Cognitive Exoskeleton: Augmenting Human Cognition with an AI-Mediated Intelligent Visual Feedback
This work addresses the challenge of enhancing cognitive performance for users in specific tasks, but it is incremental as it builds on existing deep reinforcement learning methods.
The paper tackles the problem of augmenting human cognition by using an AI-mediated framework to provide adaptive time pressure feedback in a math arithmetic task, resulting in improved user performance compared to a baseline group.

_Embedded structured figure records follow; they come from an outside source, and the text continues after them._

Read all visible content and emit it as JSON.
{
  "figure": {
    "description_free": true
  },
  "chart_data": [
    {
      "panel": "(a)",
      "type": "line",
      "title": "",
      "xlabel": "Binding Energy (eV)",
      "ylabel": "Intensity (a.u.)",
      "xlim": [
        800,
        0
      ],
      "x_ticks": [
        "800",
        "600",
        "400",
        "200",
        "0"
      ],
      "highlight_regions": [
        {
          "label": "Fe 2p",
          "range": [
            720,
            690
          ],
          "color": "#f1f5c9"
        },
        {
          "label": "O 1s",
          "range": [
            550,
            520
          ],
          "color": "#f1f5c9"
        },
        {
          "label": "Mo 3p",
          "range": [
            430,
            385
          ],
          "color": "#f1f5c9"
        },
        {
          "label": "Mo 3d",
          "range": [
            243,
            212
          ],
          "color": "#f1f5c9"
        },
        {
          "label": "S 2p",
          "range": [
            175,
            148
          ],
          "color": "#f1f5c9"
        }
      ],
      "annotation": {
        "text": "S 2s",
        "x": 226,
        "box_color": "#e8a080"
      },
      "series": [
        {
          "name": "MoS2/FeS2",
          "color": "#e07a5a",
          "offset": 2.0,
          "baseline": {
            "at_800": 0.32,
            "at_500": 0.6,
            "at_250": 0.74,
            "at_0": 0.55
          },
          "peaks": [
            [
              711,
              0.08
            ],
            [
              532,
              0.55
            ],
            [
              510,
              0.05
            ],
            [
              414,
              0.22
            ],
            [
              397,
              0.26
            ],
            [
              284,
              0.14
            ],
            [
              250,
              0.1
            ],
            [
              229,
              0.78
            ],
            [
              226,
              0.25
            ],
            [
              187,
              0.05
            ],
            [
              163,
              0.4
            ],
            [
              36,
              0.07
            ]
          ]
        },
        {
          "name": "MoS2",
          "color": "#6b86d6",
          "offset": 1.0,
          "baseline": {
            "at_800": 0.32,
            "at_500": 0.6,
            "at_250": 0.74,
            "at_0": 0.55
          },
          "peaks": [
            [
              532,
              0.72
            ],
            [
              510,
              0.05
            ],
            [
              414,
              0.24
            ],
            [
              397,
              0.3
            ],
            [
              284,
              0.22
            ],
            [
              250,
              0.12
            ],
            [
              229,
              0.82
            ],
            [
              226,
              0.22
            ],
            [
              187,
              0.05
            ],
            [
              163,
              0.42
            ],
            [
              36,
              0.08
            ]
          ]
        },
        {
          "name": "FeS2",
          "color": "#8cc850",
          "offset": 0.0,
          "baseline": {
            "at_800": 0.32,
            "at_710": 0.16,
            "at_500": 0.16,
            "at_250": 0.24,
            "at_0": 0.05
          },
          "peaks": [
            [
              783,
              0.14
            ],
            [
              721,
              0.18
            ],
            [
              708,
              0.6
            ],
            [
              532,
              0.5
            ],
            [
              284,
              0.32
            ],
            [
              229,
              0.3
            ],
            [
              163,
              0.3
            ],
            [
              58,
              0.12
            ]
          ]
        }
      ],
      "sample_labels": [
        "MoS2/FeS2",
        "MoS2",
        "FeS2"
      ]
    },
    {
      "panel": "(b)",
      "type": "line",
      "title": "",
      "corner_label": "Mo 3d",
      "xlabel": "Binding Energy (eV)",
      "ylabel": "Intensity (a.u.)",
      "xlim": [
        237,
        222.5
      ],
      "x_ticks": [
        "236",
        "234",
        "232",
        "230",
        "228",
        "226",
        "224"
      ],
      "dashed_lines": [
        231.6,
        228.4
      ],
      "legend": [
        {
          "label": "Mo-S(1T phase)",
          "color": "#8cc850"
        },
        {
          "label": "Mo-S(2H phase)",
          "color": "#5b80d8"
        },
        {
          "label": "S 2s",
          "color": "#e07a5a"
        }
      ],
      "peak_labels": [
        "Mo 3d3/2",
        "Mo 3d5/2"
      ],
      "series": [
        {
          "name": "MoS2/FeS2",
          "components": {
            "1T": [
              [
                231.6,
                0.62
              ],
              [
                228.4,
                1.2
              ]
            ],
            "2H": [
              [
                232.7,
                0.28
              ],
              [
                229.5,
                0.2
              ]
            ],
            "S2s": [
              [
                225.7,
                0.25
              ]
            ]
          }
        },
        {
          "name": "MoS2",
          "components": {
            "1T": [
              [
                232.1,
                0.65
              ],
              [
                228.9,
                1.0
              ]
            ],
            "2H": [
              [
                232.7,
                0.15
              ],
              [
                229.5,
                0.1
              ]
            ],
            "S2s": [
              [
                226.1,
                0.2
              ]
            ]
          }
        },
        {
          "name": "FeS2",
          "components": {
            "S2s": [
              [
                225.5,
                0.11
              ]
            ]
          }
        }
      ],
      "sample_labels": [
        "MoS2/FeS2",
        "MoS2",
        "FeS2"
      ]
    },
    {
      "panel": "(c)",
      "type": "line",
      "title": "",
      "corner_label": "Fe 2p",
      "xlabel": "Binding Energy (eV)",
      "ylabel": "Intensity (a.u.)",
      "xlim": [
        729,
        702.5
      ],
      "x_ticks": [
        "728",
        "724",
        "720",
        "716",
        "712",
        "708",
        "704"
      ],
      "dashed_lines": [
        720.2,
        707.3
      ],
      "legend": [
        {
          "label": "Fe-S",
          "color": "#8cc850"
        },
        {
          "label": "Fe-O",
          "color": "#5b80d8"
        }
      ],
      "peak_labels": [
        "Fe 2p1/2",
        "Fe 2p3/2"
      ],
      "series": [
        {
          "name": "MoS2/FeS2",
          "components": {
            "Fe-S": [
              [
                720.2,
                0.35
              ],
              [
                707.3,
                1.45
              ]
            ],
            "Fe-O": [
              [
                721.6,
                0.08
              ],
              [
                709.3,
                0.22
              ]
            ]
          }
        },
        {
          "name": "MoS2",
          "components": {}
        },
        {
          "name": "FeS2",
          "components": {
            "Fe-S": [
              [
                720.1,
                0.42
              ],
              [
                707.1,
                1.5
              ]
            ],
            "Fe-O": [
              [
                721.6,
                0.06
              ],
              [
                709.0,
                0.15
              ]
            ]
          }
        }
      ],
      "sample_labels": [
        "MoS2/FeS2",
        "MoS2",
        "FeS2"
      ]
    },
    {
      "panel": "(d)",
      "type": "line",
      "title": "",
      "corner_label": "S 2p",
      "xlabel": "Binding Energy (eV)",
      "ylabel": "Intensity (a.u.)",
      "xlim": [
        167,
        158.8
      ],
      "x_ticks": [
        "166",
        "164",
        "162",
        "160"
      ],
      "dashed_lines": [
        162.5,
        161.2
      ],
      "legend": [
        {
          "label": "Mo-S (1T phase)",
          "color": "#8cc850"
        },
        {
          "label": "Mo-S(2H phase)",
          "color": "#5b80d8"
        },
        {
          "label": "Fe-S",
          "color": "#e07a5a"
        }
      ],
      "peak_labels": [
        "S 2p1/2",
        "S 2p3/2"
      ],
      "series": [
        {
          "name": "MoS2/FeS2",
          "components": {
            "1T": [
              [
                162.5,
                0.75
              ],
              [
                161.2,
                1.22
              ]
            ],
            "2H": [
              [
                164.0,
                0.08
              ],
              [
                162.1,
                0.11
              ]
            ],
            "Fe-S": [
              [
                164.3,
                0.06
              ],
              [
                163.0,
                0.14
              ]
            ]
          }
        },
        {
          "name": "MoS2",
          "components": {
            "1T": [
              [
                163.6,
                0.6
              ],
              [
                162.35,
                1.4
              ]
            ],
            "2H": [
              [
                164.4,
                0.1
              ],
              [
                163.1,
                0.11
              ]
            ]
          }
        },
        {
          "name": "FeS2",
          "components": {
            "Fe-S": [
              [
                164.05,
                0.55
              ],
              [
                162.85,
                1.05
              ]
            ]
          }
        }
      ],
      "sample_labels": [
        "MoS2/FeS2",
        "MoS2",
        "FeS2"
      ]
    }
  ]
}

In this paper, we introduce an AI-mediated framework that can provide intelligent feedback to augment human cognition. Specifically, we leverage deep reinforcement learning (DRL) to provide adaptive time pressure feedback to improve user performance in a math arithmetic task. Time pressure feedback could either improve or deteriorate user performance by regulating user attention and anxiety. Adaptive time pressure feedback controlled by a DRL policy according to users' real-time performance could potentially solve this trade-off problem. However, the DRL training and hyperparameter tuning may require large amounts of data and iterative user studies. Therefore, we propose a dual-DRL framework that trains a regulation DRL agent to regulate user performance by interacting with another simulation DRL agent that mimics user cognition behaviors from an existing dataset. Our user study demonstrates the feasibility and effectiveness of the dual-DRL framework in augmenting user performance, in comparison to the baseline group.